Eventually Marshall found himself painfully paying for every thought of doing his duty to uphold the ideals he had signed on to protect. By the time he had graduated from training program he had completely removed all notions of appropriate conduct from his mind. Instead he simply focused his full attention to obeying orders and with any luck he might find himself assigned somewhere where he could make a difference fighting to keep people safe. At least then he could rest with some relief that he had managed to live up to his own reasons for joining in the first place.

He could even recall one of his first assignments; it was a small civilian settlement where some harmless incident had been reported. But it had managed to catch the notice of some superior or politician somewhere who had decided to send a small detachment in to investigate. They had been order to ease or alleviate any fears and deal with the matter using their best judgment. In retrospect Marshall should have taken that as his first clue that something was bound to go wrong.
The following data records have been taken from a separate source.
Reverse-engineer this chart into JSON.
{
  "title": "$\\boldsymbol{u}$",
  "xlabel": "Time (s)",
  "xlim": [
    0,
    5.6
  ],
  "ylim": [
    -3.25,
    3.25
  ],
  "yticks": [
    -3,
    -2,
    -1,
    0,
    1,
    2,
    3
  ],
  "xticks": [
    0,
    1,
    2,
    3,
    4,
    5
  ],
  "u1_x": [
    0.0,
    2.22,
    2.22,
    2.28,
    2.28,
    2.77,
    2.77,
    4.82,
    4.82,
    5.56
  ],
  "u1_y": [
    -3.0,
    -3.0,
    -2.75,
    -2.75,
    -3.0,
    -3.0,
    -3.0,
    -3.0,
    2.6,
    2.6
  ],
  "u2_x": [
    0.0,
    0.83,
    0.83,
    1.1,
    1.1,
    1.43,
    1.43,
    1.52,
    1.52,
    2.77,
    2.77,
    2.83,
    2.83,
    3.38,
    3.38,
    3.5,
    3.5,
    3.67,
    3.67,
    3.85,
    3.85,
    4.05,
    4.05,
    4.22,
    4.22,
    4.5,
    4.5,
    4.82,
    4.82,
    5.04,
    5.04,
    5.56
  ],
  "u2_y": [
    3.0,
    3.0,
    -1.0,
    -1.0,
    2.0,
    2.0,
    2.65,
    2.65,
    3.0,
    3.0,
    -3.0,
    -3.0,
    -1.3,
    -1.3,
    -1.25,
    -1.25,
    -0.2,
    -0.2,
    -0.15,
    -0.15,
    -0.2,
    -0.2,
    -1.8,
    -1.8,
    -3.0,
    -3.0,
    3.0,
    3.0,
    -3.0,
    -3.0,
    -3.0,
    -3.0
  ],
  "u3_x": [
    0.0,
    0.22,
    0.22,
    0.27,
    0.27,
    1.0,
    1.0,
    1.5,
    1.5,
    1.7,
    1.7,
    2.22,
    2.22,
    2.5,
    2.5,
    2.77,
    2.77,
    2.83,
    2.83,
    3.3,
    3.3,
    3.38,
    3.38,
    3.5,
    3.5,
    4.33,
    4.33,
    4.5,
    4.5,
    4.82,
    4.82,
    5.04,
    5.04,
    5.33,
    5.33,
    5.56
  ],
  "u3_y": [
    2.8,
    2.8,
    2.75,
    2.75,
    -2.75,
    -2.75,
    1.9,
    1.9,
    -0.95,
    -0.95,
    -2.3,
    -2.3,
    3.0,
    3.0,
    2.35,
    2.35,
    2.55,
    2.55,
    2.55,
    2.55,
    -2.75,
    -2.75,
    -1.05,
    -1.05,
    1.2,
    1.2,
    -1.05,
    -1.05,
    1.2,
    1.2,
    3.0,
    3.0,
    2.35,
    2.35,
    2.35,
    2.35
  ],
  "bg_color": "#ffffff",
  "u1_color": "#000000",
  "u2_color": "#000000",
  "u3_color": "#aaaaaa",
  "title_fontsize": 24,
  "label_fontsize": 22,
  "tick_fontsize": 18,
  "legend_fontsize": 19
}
He should have anticipated it but instead he had just assumed things would be different than back when they were just recruits in training.

Everything had happened so expectedly at first, the whole deployment completely by the numbers. And then he and his partner had been ordered to check out a few buildings at the end of the street. Nothing of any importance had even occurred at all so far, not even a single firefight or conflict or any kind. The whole trip had been completely one routine review of their training program. So Marshall had relaxed his guard a bit and figured after this final check they would be done and on their way back to base.

His partner had entered into the last building to take a quick check of the place and Marshall had stayed in position out front to stand guard. All in all he figured they were just going through the final motions before declaring their mission complete. But after awhile when his partner hadn’t returned he began to get curious. He couldn’t just abandon his post or else he risked being written up and odds were it was just nothing anyways.

Eventually there was a commotion inside that almost made Marshall reconsider investigating but shortly his partner reappeared in the doorway grinning and slightly disheveled. “What happened,” he remembered asking. They were the last clear memory he had that he could recall. What happened next had become a matter of official record that according to his trial said he had brutally pummeled another soldier until he had to be restrained by force.

It was his first and last time wearing the uniform in the name of the New Republic as one of its armed forces. After that he had found himself sentenced to a prison cell with only the knowledge that he could have prevented what had happened. Instead of waiting or looking for some hero if he had just went in as well he could have acted. Even if he had simply checked in on his partner instead of waiting outside obediently he might have been rewarded with the consolation his conscience desperately demanded. Instead he was tormented inside far more than any bars or walls could punish him.

The anguish of his past still pained him as it replayed itself in his head. But he didn’t want to dwell on it now; he had come to Redemption to move past it. With some effort he called up his will and pushed the images back down out of his thoughts. He needed to find a place called ‘General Good’ or some such and ask for Grandma. Composing himself with a deep breath Marshall closed his eyes and focused on the task he had set for himself.

“Good day Grandma Grael, My name is Marshall Lawson and Miss Donovaen mentioned the possibility that you might be a woman of some mercy,” he practiced aloud. Content that it sounded sufficiently sympathetic Marshall sighed once more and then made the turn around the corner. All he had to do now was find this place, talk a little old lady into a place to stay and hope no questions about his past came up. Seemed like a simple enough plan, but he knew better than to expect anything going according to plan. Nothing ever truthfully did in his opinion.